What defines the neighborhood—its name, boundaries or something unique about the vibe? What are its characteristics, iconic features and special places? Who lives there now, and who will live there in the future? What do they do in their spare time and where? These questions address the fuzzy, qualitative aspects that attract people to a place, and keep them there.
Our director of lifestyle interiors, Rhea Vaflor, is a super-sleuth and a runner. She jogs through D.C.’s neighborhoods, poses as a renter or buyer, tours buildings, chats with property managers, shops the stores, lounges in coffee shops, dines in local restaurants and absorbs fuzzy information. This is the kind of information you can’t get from a market survey delivered in a neatly bound book.
Once we understand the neighborhood and have identified our prospects, our dynamic Creative duo, Sarah Barr and Paul Bescher, consider its position and brand. They research the competition and brainstorm with the design team to shape its personality. What shall we call it? Is it more like a Martin, a Muse or a Maven? Which most closely mirrors the people we want to attract? We then consider what architectural aesthetic, amenity program and interior look and feel supports and strengthens the brand concept.

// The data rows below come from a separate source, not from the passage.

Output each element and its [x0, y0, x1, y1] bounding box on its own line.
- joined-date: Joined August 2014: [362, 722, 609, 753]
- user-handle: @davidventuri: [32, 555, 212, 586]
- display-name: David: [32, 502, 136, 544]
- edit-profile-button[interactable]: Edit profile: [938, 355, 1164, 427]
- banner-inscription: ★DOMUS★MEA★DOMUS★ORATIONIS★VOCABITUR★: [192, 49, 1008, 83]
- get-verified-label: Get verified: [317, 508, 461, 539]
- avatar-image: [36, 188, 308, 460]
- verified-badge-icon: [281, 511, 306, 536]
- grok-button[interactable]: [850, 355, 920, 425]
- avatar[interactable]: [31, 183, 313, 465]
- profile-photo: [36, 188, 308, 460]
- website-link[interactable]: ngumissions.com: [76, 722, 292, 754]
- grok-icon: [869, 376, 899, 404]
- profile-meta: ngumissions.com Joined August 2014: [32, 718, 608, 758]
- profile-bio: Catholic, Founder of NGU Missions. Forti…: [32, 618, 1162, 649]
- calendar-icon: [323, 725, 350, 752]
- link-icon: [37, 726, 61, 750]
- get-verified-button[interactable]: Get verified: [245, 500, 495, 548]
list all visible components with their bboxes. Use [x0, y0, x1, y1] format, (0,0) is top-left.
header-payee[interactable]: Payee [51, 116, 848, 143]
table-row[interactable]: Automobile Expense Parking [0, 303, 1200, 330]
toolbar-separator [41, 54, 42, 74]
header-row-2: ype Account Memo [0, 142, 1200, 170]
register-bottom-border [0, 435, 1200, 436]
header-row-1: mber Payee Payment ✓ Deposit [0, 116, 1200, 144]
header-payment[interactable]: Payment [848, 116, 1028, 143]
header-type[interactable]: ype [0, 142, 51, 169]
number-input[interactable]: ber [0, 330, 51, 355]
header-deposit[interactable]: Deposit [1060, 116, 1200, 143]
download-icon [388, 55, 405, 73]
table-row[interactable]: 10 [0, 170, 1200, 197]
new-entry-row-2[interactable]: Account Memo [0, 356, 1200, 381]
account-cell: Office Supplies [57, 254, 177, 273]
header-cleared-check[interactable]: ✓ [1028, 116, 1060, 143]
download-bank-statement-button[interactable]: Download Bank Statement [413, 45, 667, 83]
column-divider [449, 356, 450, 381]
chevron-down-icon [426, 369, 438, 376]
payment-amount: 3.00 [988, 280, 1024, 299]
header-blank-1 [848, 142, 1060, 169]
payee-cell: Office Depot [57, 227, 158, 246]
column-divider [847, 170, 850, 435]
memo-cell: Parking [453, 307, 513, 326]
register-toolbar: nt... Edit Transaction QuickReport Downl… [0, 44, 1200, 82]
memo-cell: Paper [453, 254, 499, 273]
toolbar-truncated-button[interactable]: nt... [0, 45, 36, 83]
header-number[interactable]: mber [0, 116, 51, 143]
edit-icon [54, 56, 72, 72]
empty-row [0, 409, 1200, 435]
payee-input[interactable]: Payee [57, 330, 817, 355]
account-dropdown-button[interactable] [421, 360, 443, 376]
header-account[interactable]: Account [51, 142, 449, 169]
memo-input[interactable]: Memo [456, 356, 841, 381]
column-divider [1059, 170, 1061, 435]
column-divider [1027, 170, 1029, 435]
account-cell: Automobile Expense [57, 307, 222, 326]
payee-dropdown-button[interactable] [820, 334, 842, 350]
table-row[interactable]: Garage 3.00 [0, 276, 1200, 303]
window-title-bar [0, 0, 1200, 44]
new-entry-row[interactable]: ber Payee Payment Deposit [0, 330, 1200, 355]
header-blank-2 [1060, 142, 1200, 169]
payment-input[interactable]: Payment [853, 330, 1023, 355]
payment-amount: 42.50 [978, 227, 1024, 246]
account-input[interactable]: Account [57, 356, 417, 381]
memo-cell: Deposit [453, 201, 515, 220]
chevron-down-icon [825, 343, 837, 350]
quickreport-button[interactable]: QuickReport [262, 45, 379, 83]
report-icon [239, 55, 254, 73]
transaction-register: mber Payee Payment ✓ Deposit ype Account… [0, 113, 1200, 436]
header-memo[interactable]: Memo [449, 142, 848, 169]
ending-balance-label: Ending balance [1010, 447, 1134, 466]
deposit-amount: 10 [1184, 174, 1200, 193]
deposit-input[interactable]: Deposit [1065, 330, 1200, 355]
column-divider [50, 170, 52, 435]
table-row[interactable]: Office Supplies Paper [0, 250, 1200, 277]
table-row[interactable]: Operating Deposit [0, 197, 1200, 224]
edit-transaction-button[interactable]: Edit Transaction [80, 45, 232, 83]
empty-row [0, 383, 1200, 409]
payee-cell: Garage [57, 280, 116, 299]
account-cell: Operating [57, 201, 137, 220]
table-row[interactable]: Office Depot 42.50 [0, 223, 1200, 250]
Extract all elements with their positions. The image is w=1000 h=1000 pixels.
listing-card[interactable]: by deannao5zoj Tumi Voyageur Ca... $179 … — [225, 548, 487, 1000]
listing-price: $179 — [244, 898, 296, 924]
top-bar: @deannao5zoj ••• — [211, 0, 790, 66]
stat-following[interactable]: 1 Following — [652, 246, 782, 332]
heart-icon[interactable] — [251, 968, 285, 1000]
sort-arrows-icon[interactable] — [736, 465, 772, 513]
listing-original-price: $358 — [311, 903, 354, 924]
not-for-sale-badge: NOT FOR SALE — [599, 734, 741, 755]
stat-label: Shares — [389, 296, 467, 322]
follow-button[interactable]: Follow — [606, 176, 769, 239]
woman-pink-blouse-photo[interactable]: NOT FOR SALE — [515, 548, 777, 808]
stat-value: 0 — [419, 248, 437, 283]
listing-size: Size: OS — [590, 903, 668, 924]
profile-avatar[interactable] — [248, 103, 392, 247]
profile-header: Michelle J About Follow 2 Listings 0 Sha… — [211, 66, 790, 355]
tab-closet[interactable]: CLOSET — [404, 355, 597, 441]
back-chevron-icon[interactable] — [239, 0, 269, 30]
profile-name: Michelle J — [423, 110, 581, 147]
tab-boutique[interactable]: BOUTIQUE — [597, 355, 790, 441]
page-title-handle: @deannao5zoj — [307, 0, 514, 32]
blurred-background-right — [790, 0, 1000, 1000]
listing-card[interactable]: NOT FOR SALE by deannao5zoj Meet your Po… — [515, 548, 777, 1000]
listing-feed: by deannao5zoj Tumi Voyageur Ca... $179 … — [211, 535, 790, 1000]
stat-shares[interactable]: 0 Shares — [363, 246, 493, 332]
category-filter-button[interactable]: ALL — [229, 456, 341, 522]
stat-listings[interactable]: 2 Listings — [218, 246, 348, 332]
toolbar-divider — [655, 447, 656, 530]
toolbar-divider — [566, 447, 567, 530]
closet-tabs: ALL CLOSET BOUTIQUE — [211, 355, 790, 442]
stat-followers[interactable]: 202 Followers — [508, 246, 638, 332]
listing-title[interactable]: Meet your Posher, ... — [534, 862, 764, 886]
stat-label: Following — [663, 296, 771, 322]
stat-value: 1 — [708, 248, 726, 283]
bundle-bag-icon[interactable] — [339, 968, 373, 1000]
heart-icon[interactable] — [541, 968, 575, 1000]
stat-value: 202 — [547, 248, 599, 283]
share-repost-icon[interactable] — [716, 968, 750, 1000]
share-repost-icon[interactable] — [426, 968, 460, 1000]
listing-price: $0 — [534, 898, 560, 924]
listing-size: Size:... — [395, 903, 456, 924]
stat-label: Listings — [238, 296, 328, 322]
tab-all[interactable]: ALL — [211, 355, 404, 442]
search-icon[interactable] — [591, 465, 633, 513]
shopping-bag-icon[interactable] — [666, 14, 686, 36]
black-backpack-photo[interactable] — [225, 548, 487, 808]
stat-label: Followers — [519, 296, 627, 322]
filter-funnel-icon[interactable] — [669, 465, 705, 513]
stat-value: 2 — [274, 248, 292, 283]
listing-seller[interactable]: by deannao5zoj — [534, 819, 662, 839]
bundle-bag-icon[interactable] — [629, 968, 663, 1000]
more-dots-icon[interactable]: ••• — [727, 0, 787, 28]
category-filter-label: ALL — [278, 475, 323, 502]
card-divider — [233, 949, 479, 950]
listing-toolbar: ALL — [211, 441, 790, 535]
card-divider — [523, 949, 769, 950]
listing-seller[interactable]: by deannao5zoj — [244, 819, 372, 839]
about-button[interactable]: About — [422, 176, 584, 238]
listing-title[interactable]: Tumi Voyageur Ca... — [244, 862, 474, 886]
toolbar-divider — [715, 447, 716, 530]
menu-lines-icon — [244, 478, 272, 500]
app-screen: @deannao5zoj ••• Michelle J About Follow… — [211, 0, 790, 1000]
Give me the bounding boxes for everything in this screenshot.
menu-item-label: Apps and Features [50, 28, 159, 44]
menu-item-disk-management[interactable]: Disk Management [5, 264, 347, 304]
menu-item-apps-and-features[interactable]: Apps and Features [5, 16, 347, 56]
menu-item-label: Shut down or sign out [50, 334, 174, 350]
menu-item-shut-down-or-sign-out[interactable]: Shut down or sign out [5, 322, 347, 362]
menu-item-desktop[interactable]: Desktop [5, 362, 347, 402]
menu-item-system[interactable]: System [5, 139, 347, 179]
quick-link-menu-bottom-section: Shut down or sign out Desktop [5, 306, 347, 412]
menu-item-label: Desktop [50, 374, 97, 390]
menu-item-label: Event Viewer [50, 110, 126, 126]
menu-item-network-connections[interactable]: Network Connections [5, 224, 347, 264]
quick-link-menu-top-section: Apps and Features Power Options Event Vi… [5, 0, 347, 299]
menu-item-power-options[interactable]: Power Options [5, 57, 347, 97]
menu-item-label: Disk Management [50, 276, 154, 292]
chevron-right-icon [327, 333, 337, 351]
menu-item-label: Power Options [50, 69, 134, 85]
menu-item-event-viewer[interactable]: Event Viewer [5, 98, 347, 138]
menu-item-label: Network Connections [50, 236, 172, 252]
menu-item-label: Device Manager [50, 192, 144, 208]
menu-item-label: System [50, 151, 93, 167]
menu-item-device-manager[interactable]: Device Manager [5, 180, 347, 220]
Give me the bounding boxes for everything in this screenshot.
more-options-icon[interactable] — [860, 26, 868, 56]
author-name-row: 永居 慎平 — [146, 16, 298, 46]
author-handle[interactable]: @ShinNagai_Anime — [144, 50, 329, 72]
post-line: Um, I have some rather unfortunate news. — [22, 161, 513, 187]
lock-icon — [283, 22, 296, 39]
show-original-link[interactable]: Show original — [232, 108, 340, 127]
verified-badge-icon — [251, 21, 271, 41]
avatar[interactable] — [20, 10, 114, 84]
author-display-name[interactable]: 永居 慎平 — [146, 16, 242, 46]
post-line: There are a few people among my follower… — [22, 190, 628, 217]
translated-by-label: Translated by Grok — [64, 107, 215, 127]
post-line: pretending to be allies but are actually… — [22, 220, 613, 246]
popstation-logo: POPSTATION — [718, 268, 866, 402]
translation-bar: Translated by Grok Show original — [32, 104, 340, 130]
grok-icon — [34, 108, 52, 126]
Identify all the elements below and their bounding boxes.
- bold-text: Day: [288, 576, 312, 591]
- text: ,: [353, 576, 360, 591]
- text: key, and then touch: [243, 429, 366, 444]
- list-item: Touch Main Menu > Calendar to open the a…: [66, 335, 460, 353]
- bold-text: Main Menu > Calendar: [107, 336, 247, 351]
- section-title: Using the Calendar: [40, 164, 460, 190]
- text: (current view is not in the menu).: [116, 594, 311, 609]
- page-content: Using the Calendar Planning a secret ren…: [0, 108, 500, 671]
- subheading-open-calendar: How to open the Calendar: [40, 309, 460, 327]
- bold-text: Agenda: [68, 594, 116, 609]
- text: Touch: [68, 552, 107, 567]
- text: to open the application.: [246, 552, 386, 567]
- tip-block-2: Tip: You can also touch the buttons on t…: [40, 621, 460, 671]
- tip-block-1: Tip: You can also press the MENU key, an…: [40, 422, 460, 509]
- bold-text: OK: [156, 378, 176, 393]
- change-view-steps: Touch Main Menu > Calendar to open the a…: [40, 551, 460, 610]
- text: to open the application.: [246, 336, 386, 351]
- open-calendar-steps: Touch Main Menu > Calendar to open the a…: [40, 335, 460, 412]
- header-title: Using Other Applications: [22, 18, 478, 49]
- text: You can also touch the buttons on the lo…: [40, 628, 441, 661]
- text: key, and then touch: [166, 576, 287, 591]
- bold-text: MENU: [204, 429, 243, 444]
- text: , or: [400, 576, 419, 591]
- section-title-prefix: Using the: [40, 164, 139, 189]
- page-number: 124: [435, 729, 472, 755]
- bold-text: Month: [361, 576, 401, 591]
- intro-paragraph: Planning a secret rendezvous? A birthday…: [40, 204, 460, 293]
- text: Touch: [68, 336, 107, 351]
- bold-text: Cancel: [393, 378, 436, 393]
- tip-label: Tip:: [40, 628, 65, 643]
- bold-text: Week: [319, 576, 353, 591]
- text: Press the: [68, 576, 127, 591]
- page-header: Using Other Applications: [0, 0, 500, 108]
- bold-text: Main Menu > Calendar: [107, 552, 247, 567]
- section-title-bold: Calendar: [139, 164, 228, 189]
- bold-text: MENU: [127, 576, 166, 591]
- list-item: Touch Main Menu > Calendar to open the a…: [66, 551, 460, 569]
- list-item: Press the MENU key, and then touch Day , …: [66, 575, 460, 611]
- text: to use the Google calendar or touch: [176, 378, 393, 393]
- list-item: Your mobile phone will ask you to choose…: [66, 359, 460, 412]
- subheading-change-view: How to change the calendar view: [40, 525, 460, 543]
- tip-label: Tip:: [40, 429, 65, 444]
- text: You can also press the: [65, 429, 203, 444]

Lifestyle works hand in hand with the Architecture team in schematic design to define the tour route, identify and locate amenities, and make sure there is enough space for the package room (never enough). This collaborative process saves headaches down the road, like when you discover a column in the middle of the cyber café or that the dog spa isn’t big enough to wash a Mastif.
Once settled, we produce the drawings. In design development, Lifestyle returns, and the documents are produced in tandem. This minimizes coordination problems, particularly pertaining to everything that’s crammed into the ceiling plenum. By construction documents, it’s time to engage Creative to generate the buzz. It’s one part design and one part strategy.
These days almost everything is electronic, although we still believe in something beautiful you can hold in your hand. That means some kind of cool print collateral and maybe a clever give-away. You need a website that works on mobile devices, maybe with a short video and/or music. We are currently experimenting with augmented reality to produce 3D images of the building that can be viewed on a phone or tablet.
Once you have all of this great stuff, you need a strategy. When should you launch? Where do you find your prospects, how often should you touch them—and how? We develop a marketing plan that includes email, Twitter, Facebook, Instagram, Vine and more. It’s mind-boggling, and it’s the way of the new world. We see this as the next frontier at Hickok Cole.
Case Study: The Botanica
This exemplifies Integrated Branding for a building design concept in a wealthy community outside the District. Our team agreed that The Botanica it should be positioned for over-50 empty-nesters and international transplants who want to be near D.C., with the comforts of shopping, dining and like-minded souls.
We named it “Botanica,” to evoke the image of a classic Italian botanical garden, resort hotel and spa. Hickok Cole Creative designed a logo to complement the theme, carried through to the naming of amenity spaces.